A ideia de um espaço operacional seguro para a humanidade
Os pesquisadores se baseiam no conceito de limites planetários, que define um “espaço operacional seguro” para a atividade humana em nove processos da Terra, incluindo clima, biodiversidade, uso de água doce e poluição por nutrientes. Muitos desses limites já foram ultrapassados. Como os planos climáticos futuros assumem um papel enorme para o hidrogênio na redução de emissões de aço, produtos químicos, fertilizantes e transportes, a equipe argumenta que o hidrogênio deve permanecer dentro de sua parcela justa desse espaço seguro. Isso significa olhar além do dióxido de carbono isoladamente e considerar como a produção de hidrogênio reverbera por todo o sistema terrestre.
Um modelo global do hidrogênio futuro e do sistema terrestre
Para explorar isso, os autores combinam duas ferramentas poderosas. Primeiro, usam cenários de mitigação climática do painel climático da ONU que são consistentes com limitar o aquecimento a cerca de 1,5 °C. Esses cenários especificam quanto hidrogênio o mundo provavelmente precisará entre 2025 e 2050 e com que rapidez outros setores se descarbonizam. Em segundo lugar, constroem um modelo detalhado e de baixo para cima de treze maneiras diferentes de produzir hidrogênio, incluindo eletrólise da água com eletricidade renovável, rotas com combustíveis fósseis equipadas com captura e armazenamento de carbono, e diversas tecnologias baseadas em biomassa. Em seguida, conectam esse sistema de produção a um modelo de interação do sistema terrestre que acompanha como as pressões sobre um limite planetário podem amplificar ou atenuar pressões sobre outros por meio de ciclos de retroalimentação.

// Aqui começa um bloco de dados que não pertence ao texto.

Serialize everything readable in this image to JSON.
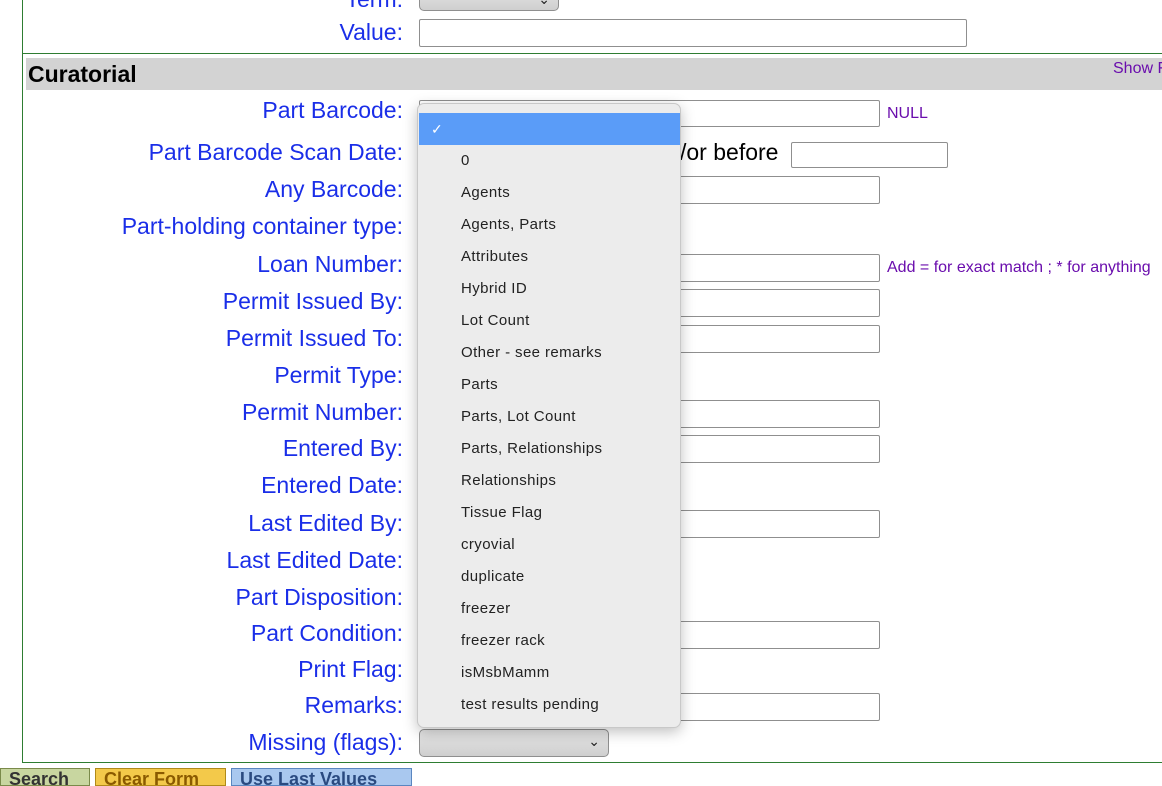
{
  "top": {
    "term_label": "Term:",
    "value_label": "Value:"
  },
  "section": {
    "title": "Curatorial",
    "show_link": "Show F"
  },
  "fields": [
    "Part Barcode:",
    "Part Barcode Scan Date:",
    "Any Barcode:",
    "Part-holding container type:",
    "Loan Number:",
    "Permit Issued By:",
    "Permit Issued To:",
    "Permit Type:",
    "Permit Number:",
    "Entered By:",
    "Entered Date:",
    "Last Edited By:",
    "Last Edited Date:",
    "Part Disposition:",
    "Part Condition:",
    "Print Flag:",
    "Remarks:",
    "Missing (flags):"
  ],
  "notes": {
    "null_label": "NULL",
    "or_before": "/or before",
    "loan_hint": "Add = for exact match ; * for anything"
  },
  "dropdown": {
    "selected_index": 0,
    "options": [
      "",
      "0",
      "Agents",
      "Agents, Parts",
      "Attributes",
      "Hybrid ID",
      "Lot Count",
      "Other - see remarks",
      "Parts",
      "Parts, Lot Count",
      "Parts, Relationships",
      "Relationships",
      "Tissue Flag",
      "cryovial",
      "duplicate",
      "freezer",
      "freezer rack",
      "isMsbMamm",
      "test results pending"
    ]
  },
  "buttons": {
    "search": "Search",
    "clear": "Clear Form",
    "last": "Use Last Values"
  },
  "colors": {
    "label": "#1a2ee8",
    "hint": "#6a0dad",
    "selection": "#5a9cf8",
    "frame": "#2e7d32"
  }
}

O que acontece ao planeta à medida que o hidrogênio escala
O modelo mostra que, mesmo sob suposições otimistas, a produção global de hidrogênio provavelmente será ambientalmente insustentável entre agora e 2050. À medida que os volumes de hidrogênio aumentam de alguns milhões de toneladas hoje para centenas de milhões de toneladas em meados do século, o “espaço” ambiental disponível por unidade de hidrogênio encolhe porque outros setores também estão reduzindo emissões. A equipe constata que, sem considerar retroalimentações do sistema terrestre, a produção de hidrogênio já excederia sua parcela alocada de seis em nove limites planetários até 2025, incluindo clima, acidificação dos oceanos e ciclos de nutrientes. Quando as retroalimentações são incluídas — por exemplo, como a perda de biodiversidade pode agravar as mudanças climáticas — essas transgressões são fortemente amplificadas, e impactos anteriormente menores, como uso de água doce e mudança no uso do solo, também são empurrados além de limites seguros.

As melhores e piores formas de produzir hidrogênio
Nem todo hidrogênio é igual. A análise mostra que o hidrogênio produzido por eletrólise da água alimentada por eletricidade de baixa emissão tem a menor pegada planetária geral. No entanto, mesmo essa opção “verde” ultrapassa vários limites porque a produção de painéis solares, turbinas eólicas e outras infraestruturas ainda depende de mineração e processos industriais que emitem gases de efeito estufa e liberam grandes quantidades de nitrogênio e fósforo no ambiente. O hidrogênio a partir de combustíveis fósseis equipado com captura de carbono tem desempenho semelhante à eletrólise em termos absolutos e poderia funcionar como opção de transição se houver armazenamento subterrâneo suficiente para o carbono capturado. Em nítido contraste, o hidrogênio em grande escala baseado em biomassa apresenta o pior desempenho: intensifica muito as pressões sobre clima, biodiversidade, água e ciclos de nutrientes, em grande parte porque o cultivo e o processamento da biomassa perturbam ecossistemas e liberam carbono armazenado.
Remoção extra de carbono pode tornar o hidrogênio sustentável?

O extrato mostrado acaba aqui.